Leapfrog Group's Patient Safety Grades Show Improvement

April 25, 2018
The Leapfrog Group’s spring 2018 Hospital Safety Grades report shows signs that U.S. hospitals are making progress in reducing avoidable deaths from errors and infections.
The Leapfrog Group’s spring 2018 Hospital Safety Grades report shows signs that U.S. hospitals are making progress in reducing avoidable deaths from errors and infections. 
The bi-annual grading assigns letter grades to general acute-care hospitals and is the nation’s only rating focused entirely on errors, accidents, injuries and infections that collectively are the third-leading cause of death in the United States. Patient safety experts calculate the grades. They are peer-reviewed, transparent and free to the public, Leapfrog says.
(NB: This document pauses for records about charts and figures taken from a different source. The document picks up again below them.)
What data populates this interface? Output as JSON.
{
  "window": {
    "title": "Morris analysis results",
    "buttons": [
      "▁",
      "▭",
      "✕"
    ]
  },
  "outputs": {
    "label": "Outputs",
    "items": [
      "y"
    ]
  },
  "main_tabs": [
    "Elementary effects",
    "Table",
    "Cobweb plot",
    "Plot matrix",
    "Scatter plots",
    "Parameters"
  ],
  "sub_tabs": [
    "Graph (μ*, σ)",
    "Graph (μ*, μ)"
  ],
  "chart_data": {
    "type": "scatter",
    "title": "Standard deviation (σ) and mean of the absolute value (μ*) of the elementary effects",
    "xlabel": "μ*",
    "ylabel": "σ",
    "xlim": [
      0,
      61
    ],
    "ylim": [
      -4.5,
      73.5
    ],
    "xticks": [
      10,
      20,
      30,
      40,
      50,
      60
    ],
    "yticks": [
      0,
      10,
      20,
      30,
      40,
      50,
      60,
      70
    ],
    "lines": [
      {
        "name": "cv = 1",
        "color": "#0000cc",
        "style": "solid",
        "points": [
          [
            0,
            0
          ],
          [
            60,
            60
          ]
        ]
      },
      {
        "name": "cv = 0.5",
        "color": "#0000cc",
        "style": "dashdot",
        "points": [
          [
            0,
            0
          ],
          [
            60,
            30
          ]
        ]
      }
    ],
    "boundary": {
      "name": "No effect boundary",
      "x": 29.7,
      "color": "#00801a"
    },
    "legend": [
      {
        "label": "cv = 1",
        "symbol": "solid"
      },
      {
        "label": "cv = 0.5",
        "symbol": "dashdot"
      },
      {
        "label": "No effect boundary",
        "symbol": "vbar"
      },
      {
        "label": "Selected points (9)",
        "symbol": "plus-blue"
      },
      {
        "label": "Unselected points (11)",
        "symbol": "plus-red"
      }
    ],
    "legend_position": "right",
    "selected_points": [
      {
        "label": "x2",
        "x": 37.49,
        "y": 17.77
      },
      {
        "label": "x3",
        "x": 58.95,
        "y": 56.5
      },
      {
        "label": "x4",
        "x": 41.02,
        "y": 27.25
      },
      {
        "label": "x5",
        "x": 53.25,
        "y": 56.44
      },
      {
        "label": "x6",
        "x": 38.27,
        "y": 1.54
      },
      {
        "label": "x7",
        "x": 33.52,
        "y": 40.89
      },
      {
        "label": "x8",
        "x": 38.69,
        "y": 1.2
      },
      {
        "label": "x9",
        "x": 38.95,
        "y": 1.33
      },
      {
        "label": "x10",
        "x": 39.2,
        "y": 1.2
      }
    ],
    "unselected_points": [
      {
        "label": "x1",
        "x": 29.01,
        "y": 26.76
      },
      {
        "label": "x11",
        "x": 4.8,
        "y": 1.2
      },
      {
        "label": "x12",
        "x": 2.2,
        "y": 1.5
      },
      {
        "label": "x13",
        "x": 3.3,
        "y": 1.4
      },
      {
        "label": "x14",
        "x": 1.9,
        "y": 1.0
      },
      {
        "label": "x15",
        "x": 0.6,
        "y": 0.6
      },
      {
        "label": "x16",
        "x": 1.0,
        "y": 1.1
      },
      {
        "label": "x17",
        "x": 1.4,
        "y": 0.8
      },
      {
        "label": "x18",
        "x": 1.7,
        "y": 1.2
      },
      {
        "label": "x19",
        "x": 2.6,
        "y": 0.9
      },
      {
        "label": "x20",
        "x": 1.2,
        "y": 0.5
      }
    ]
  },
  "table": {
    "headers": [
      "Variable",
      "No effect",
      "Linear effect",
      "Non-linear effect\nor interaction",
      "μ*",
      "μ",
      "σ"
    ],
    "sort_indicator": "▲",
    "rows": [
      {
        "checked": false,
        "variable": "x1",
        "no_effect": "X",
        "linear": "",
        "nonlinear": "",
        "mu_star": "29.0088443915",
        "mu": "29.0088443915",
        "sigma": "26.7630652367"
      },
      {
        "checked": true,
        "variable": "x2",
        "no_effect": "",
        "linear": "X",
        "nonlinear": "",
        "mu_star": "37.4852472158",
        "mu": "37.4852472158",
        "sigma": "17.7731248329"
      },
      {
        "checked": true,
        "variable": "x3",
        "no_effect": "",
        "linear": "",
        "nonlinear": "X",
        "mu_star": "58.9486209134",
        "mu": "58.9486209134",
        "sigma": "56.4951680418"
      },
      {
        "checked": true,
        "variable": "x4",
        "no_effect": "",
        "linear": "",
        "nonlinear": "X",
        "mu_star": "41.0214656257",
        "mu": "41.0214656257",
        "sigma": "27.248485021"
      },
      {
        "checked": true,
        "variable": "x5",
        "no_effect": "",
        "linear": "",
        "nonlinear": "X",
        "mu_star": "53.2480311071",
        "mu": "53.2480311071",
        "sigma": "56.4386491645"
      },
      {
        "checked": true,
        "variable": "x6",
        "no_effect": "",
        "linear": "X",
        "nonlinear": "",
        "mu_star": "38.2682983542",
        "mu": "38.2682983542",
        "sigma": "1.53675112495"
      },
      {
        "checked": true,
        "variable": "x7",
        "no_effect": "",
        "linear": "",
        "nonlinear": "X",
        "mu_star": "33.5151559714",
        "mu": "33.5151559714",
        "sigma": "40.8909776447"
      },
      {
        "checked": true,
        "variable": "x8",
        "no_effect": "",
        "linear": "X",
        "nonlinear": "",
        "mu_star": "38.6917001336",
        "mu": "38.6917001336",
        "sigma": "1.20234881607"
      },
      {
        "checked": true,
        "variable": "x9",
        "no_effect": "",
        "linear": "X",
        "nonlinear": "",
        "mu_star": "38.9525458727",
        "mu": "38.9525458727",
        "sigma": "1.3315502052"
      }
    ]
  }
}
They are updated every six months, once in the fall and once in the spring.
Founded in 2000 by large employers and other purchasers, the nonprofit Leapfrog pointed to several signs of hospitals making improvements, including:
• Five “A” hospitals receiving this grade for the very first time this spring had an “F” grade in the past;
• 46 hospitals have achieved an “A” for the first time since the Leapfrog Hospital Safety Grade began six years ago;
• 89 hospitals receiving an “A” at one point had received a “D” or “F;” and
• Continued strong performance from states, including Rhode Island, Hawaii, Wisconsin, and Idaho, which once ranked near the bottom of the state rankings of percentage of “A” hospitals but now rank in the top 10.
“Leapfrog Hospital Safety Grades have definitely spurred these improvement efforts,” said Leah Binder, president and CEO of Leapfrog, in a prepared statement. “But the hospitals achieving new milestones are doing the hard work, and we salute them as well as the leaders, researchers and organizations fighting every year for patient safety.”
Leapfrog saw improvement in Maryland and the Washington, D.C. metro area. Maryland, which received Safety Grades for the first time in fall 2017, moved out of the bottom five in Leapfrog’s bi-annual state rankings analysis, with three “A” hospitals: Howard County General Hospital, Northwest Hospital and The Johns Hopkins Hospital. This analysis ranks states according to their percentage of “A” hospitals. Washington, D.C., also saw its first “A” grade hospital, Sibley Memorial Hospital, since spring 2013. The nation’s capital has consistently ranked near the bottom of Leapfrog’s rankings analysis. 
Additional findings include:
• Of the approximately 2,500 hospitals graded, 30 percent earned an “A,” 28 percent earned a “B,” 35 percent a “C,” six percent a “D” and one percent an “F.”
• The five states with the highest percentage of “A” hospitals this spring are Hawaii, Idaho, Rhode Island, Massachusetts and Virginia.
• Hospitals with “F” grades are located in California, Washington, D.C., Florida, Iowa, Illinois, Maryland, Michigan, Mississippi, New Jersey and New York.
• There are no “A” hospitals in Alaska, Delaware or North Dakota.
• Forty-nine hospitals nationwide have achieved an “A” in every grading update since the launch of the Safety Grade in spring 2012.